The reference to 1929 brings up another comparison as well, since tariffs enacted by the 1930 Smoot-Hawley Tariff Act are widely credited with worsening the Great Depression.  Again, we aren’t anticipating a comparable decline in today’s markets based on the information we currently have, but that gives context to the price gyrations we are seeing in response to daily news reports of trade policy tit-for-tat. In the 1930’s, the Smoot-Hawley Tariff Act put in place effective tariffs of just under 20%; current policies would increase U.S. effective tariffs to approximately only 3.1%.

Trade war concerns are the current headline de jour, but the reality is that volatility is a normal part of the market.  The last few years have experienced low volatility, in part due to artificially low interest rates, and that has lulled investors into a false sense of comfort.  In fact, from 1979 to 2017 there was a market correction of at least 10% from the yearly peak in 22 of those years or 55% of the time.[1]  For now, we don’t expect any major changes to your portfolio unless we see further declines, in which case an opportunity to buy stocks at attractive prices for the long-term may present itself.

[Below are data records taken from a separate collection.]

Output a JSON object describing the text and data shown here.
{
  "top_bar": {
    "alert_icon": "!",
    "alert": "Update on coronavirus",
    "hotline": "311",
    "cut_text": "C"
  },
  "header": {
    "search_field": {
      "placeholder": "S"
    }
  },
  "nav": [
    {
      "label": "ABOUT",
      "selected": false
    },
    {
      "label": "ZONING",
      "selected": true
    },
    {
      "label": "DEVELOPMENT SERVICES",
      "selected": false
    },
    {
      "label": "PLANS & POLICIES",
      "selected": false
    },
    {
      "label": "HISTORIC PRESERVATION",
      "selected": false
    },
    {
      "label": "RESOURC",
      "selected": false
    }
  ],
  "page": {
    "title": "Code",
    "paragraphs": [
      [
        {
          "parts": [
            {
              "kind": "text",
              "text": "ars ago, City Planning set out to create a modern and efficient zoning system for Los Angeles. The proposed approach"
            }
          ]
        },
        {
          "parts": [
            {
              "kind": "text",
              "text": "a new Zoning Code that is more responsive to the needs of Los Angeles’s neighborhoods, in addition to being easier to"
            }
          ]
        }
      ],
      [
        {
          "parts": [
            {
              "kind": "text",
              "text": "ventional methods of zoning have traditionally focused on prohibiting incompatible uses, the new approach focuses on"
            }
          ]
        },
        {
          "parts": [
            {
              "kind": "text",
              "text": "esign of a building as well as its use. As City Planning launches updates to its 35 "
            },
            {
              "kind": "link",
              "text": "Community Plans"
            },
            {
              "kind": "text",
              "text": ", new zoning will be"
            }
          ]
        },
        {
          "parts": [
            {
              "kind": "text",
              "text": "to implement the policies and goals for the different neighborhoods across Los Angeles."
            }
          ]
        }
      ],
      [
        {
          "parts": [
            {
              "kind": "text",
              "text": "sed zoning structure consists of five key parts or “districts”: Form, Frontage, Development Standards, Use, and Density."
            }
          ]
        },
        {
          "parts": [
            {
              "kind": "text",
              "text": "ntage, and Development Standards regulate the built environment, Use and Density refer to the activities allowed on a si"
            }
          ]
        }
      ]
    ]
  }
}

In addition to market volatility, we also pay attention to portfolio volatility. Our portfolios are intentionally designed to be less volatile than the stock market. As Warren Buffet said in our opening quote, “a wildly fluctuating market means that irrationally low prices will periodically be attached to solid businesses.” If our portfolios experience downside volatility equal to the market, it leaves no opportunity to take advantage of those irrationally low prices that allow for long-term growth.

Significant volatility on the downside can also lead we oh-so-fallible human beings to make emotional decisions to reduce risk at any cost. Sometimes we have seen clients do this in their portfolios – insisting on selling a portion or all of their stock allocation in order to reduce their discomfort. Other times we watch them buy insurance they don’t need, spend significantly to refinance debt at a high cost, or forego personally meaningful spending – all in the spirit of bringing their risk to a point they can tolerate.  We want to limit the likelihood that you feel the need to make those kinds of decisions.

Our portfolio design intends to keep that downside distress to a manageable level, allowing discipline to a long-term strategy and avoiding short-sighted decisions with the sole goal of reducing stress.

Regarding the trade war, the fact is that China needs the U.S.  We are their biggest market. The U.S. imported more than $500 billion in Chinese products in 2017[2], which represents 18% of their total exports[3]. Going the other direction, the U.S. provides one-third of China’s massive soybean imports, and slapping a tax on those won’t be positive for the Chinese economy. A true trade war isn’t good for either country and in the long term we think it more likely that the global economy will continue to evolve in the direction of free trade.